TIA
Oleh: Nurchasanah Ananda Sari
“Aduh... sakit!” Nanda merasakan
sakit yang tak tertahankan pada perutnya. Sudah setahun ia merasakan hal yang
sama. Ia sudah pergi ke berbagai klinik, tapi itu bukan menyembuhkannya malah
membuatnya semakin parah. Waktu ia pergi ke klinik yang terakhir, dokter disana
mengatakan, “Kalau anak Ibu sakit seperti ini lagi, jangan bawa kesini. Kami
sudah tidak mampu menanganinya,” itulah yang dikatakan dokter itu pada Mama Nanda
beberapa bulan yang lalu.
Dengan cepat orang tua Nanda membawa
Nanda ke rumah sakit terdekat. Sesampainya di rumah sakit, Nanda dimasukan ke
ruang UGD. Nanda pun ditangani oleh para dokter, setelah sakitnya mereda ia
dibawa ke ruang rawat inap.
Besoknya,
sakit itu pun datang lagi. Nanda sudah pasrah jika penyakit itu kambuh lagi. Ia
hanya bisa berdoa. Penyakit itu membuat perut Nanda seperti ditusuk-tusuk
jarum. Rasanya sakit sekali. Untuk jalan pun Nanda tidak bisa, apalagi duduk.
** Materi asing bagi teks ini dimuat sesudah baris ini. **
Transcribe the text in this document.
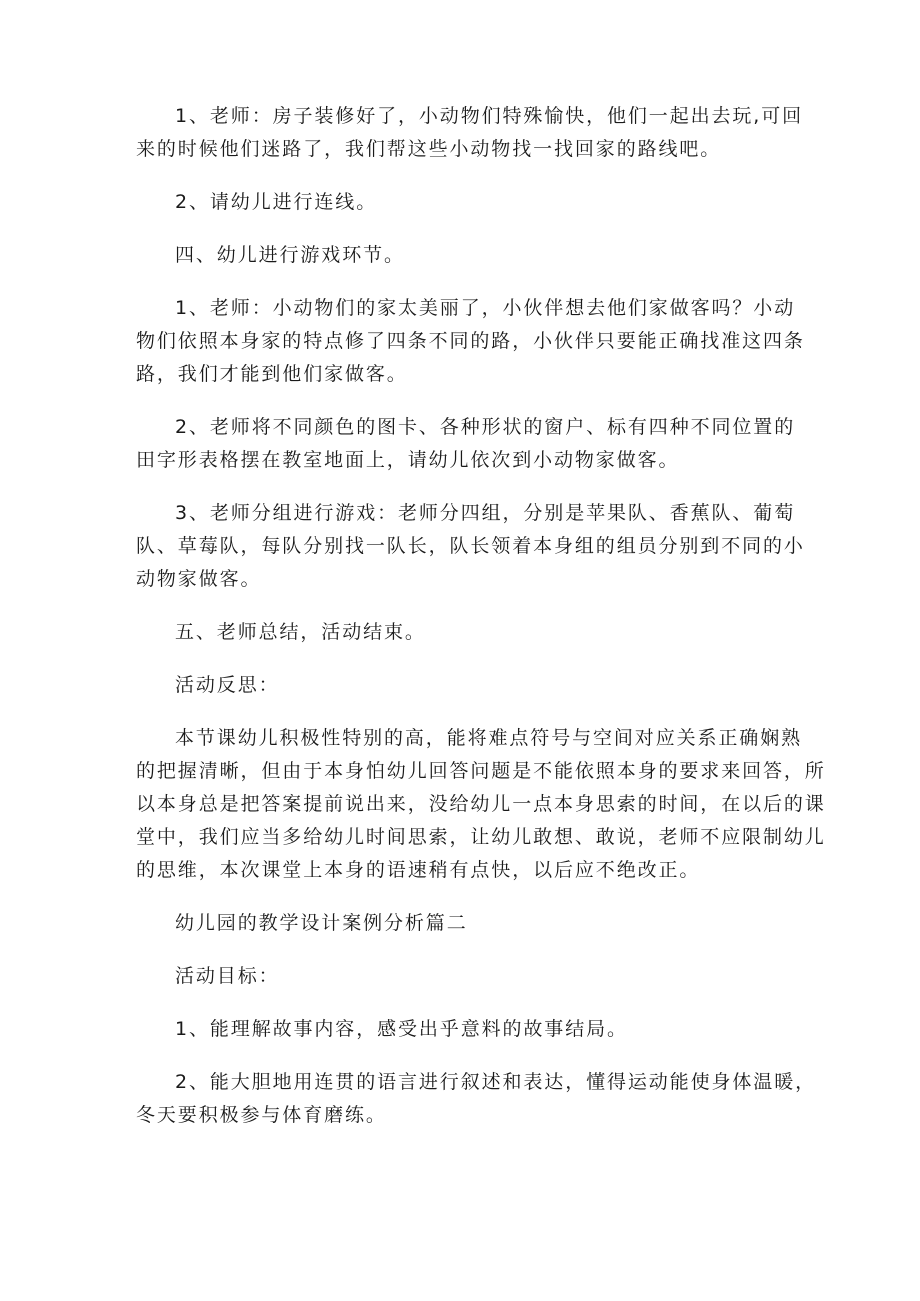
1、老师：房子装修好了，小动物们特殊愉快，他们一起出去玩,可回
来的时候他们迷路了，我们帮这些小动物找一找回家的路线吧。

2、请幼儿进行连线。

四、幼儿进行游戏环节。

1、老师：小动物们的家太美丽了，小伙伴想去他们家做客吗？小动
物们依照本身家的特点修了四条不同的路，小伙伴只要能正确找准这四条
路，我们才能到他们家做客。

2、老师将不同颜色的图卡、各种形状的窗户、标有四种不同位置的
田字形表格摆在教室地面上，请幼儿依次到小动物家做客。

3、老师分组进行游戏：老师分四组，分别是苹果队、香蕉队、葡萄
队、草莓队，每队分别找一队长，队长领着本身组的组员分别到不同的小
动物家做客。

五、老师总结，活动结束。

活动反思：

本节课幼儿积极性特别的高，能将难点符号与空间对应关系正确娴熟
的把握清晰，但由于本身怕幼儿回答问题是不能依照本身的要求来回答，所
以本身总是把答案提前说出来，没给幼儿一点本身思索的时间，在以后的课
堂中，我们应当多给幼儿时间思索，让幼儿敢想、敢说，老师不应限制幼儿
的思维，本次课堂上本身的语速稍有点快，以后应不绝改正。

幼儿园的教学设计案例分析篇二

活动目标：

1、能理解故事内容，感受出乎意料的故事结局。

2、能大胆地用连贯的语言进行叙述和表达，懂得运动能使身体温暖，
冬天要积极参与体育磨练。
“Aduh Ma sakit! Huhu...” teriak Nanda sambil
menangis. Ia menggenggam kencang tangan
Mamanya.
“Iya Nanda sabar. Baca do’a sayang... Mama
tahu Tuhan pasti sedang mengujimu. Kamu harus yang kuat ya,” kata Mama Nanda
sambil mengelus rambut anaknya. “Mama mau panggil dokter dulu, kamu sabar ya,”
Mama Nanda pun keluar memanggil dokter. Tak lama kemudian Mama Nanda, dokter,
dan suster pun memasuki ruangan Nanda. Nanda pun diperiksa dan diberi obat.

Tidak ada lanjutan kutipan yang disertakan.